9.2 K-means Clustering

Another popular machine learning technique is k-means clustering. It seeks to group your data into a fixed number of clusters based on a measure of distance. An important pre-processing step to clustering is the center and scale your data.

cats <- cats %>% 
  mutate(scale_weight = as.numeric(scale(weight)),
         scale_wander = as.numeric(scale(wander_dist)),
         scale_age = as.numeric(scale(age)))

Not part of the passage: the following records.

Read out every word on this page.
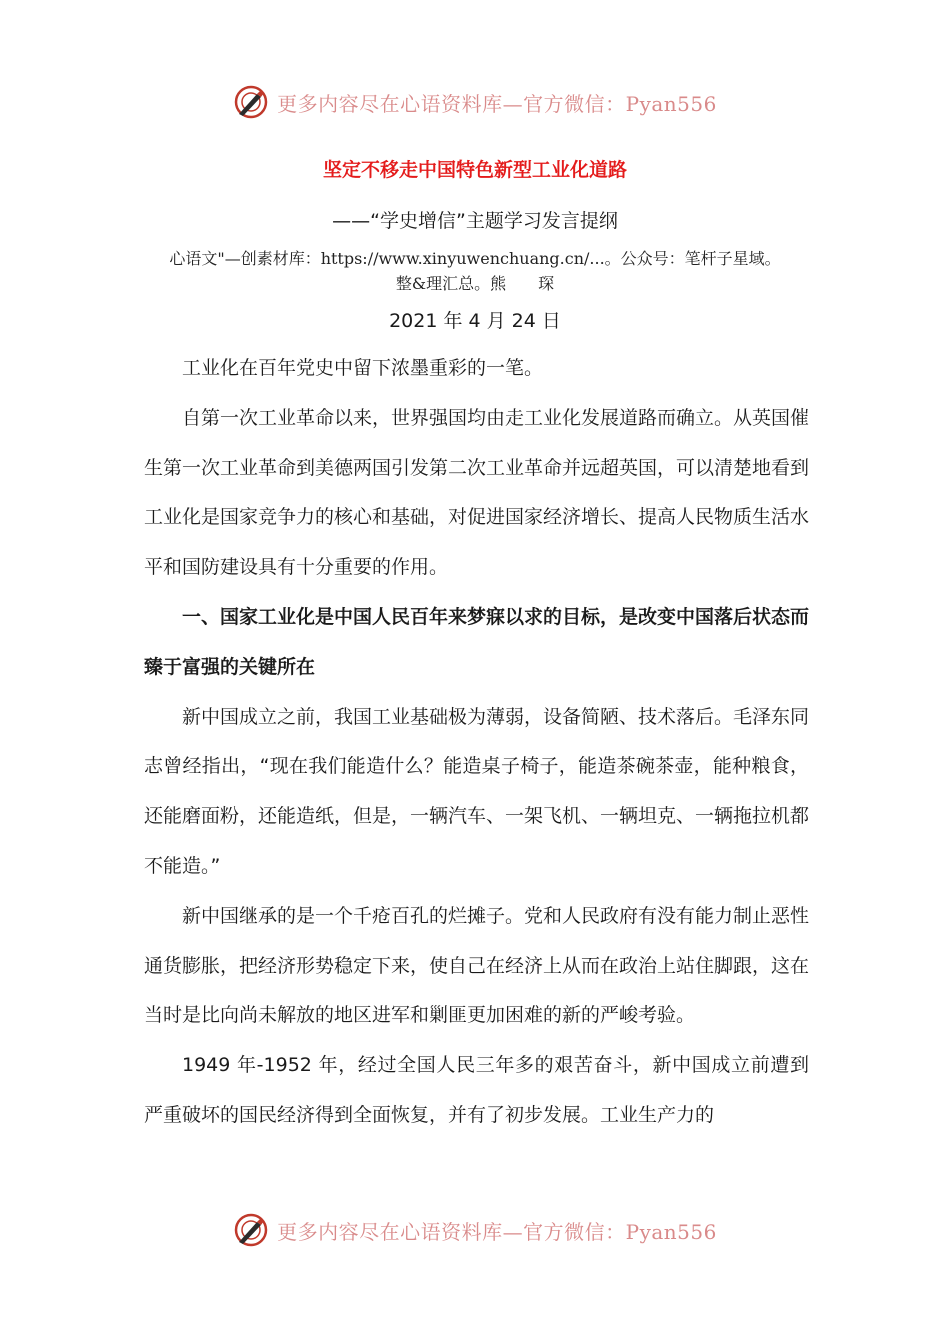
更多内容尽在心语资料库—官方微信：Pyan556
坚定不移走中国特色新型工业化道路
——“学史增信”主题学习发言提纲
心语文"—创素材库：https://www.xinyuwenchuang.cn/...。公众号：笔杆子星域。
整&理汇总。熊　　琛
2021 年 4 月 24 日

工业化在百年党史中留下浓墨重彩的一笔。

自第一次工业革命以来，世界强国均由走工业化发展道路而确立。从英国催生第一次工业革命到美德两国引发第二次工业革命并远超英国，可以清楚地看到工业化是国家竞争力的核心和基础，对促进国家经济增长、提高人民物质生活水平和国防建设具有十分重要的作用。

一、国家工业化是中国人民百年来梦寐以求的目标，是改变中国落后状态而臻于富强的关键所在

新中国成立之前，我国工业基础极为薄弱，设备简陋、技术落后。毛泽东同志曾经指出，“现在我们能造什么？能造桌子椅子，能造茶碗茶壶，能种粮食，还能磨面粉，还能造纸，但是，一辆汽车、一架飞机、一辆坦克、一辆拖拉机都不能造。”

新中国继承的是一个千疮百孔的烂摊子。党和人民政府有没有能力制止恶性通货膨胀，把经济形势稳定下来，使自己在经济上从而在政治上站住脚跟，这在当时是比向尚未解放的地区进军和剿匪更加困难的新的严峻考验。

1949 年-1952 年，经过全国人民三年多的艰苦奋斗，新中国成立前遭到严重破坏的国民经济得到全面恢复，并有了初步发展。工业生产力的

更多内容尽在心语资料库—官方微信：Pyan556
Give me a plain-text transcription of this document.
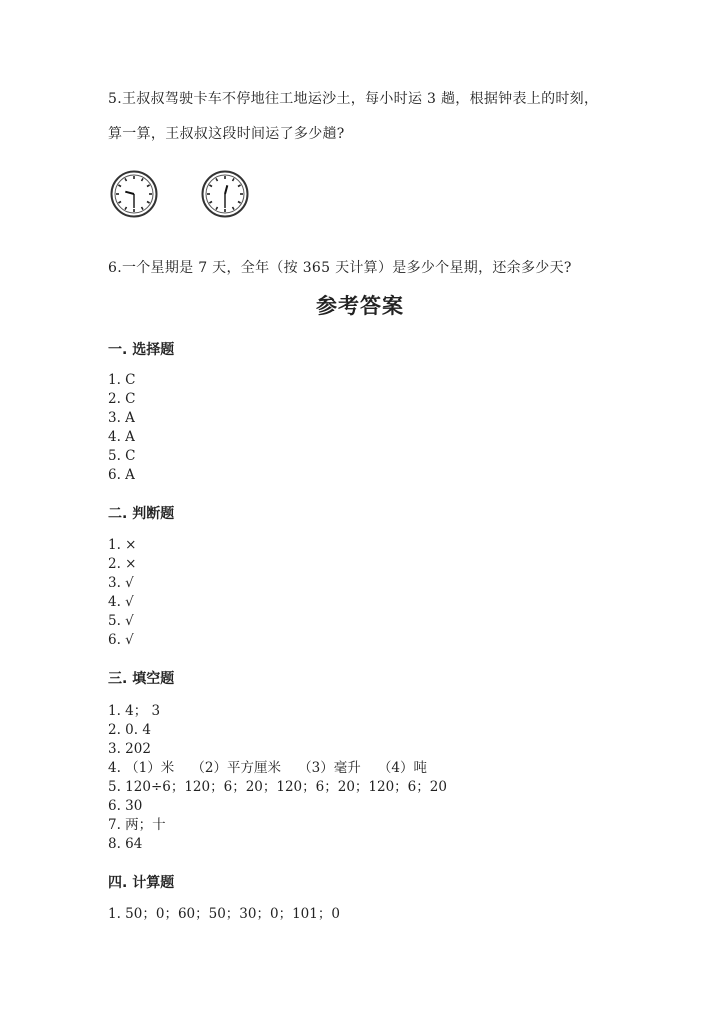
5.王叔叔驾驶卡车不停地往工地运沙土，每小时运 3 趟，根据钟表上的时刻，
算一算，王叔叔这段时间运了多少趟?
6.一个星期是 7 天，全年（按 365 天计算）是多少个星期，还余多少天?
参考答案
一. 选择题
1. C
2. C
3. A
4. A
5. C
6. A
二. 判断题
1. ×
2. ×
3. √
4. √
5. √
6. √
三. 填空题
1. 4； 3
2. 0. 4
3. 202
4. （1）米    （2）平方厘米    （3）毫升    （4）吨
5. 120÷6；120；6；20；120；6；20；120；6；20
6. 30
7. 两；十
8. 64
四. 计算题
1. 50；0；60；50；30；0；101；0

We use the kmeans function to perform the clustering, and need to pass it a data frame, the number of centers we want, and another argument nstart, which helps get around some numerical issues if the algorithm gets stuck in a local extrema.

cats_cluster <- 
  kmeans(x = cats %>% dplyr::select(scale_weight, scale_wander, scale_age), 
         centers = 3,
         nstart = 20)
str(cats_cluster)
cats_cluster$centers

We can use ggplot to visualize the clusters.

cats$cluster <- factor(cats_cluster$cluster)
cluster_centers <- as.data.frame(cats_cluster$centers)

ggplot(data = cats) + 
  geom_point(aes(x = scale_age, y = scale_weight, color = cluster), size = 4) + 
  geom_point(data = cluster_centers, aes(x = scale_age, y = scale_weight), color = 'black', size  = 8) +
  theme_bw(base_size = 18)

ggplot(data = cats) + 
  geom_point(aes(x = scale_age, y = scale_wander, color = cluster), size = 4) + 
  geom_point(data = cluster_centers, aes(x = scale_age, y = scale_wander), color = 'black', size  = 8) +
  theme_bw(base_size = 18)

ggplot(data = cats) + 
  geom_point(aes(x = scale_weight, y = scale_wander, color = cluster), size = 4) + 
  geom_point(data = cluster_centers, aes(x = scale_weight, y = scale_wander), color = 'black', size  = 8) +
  theme_bw(base_size = 18)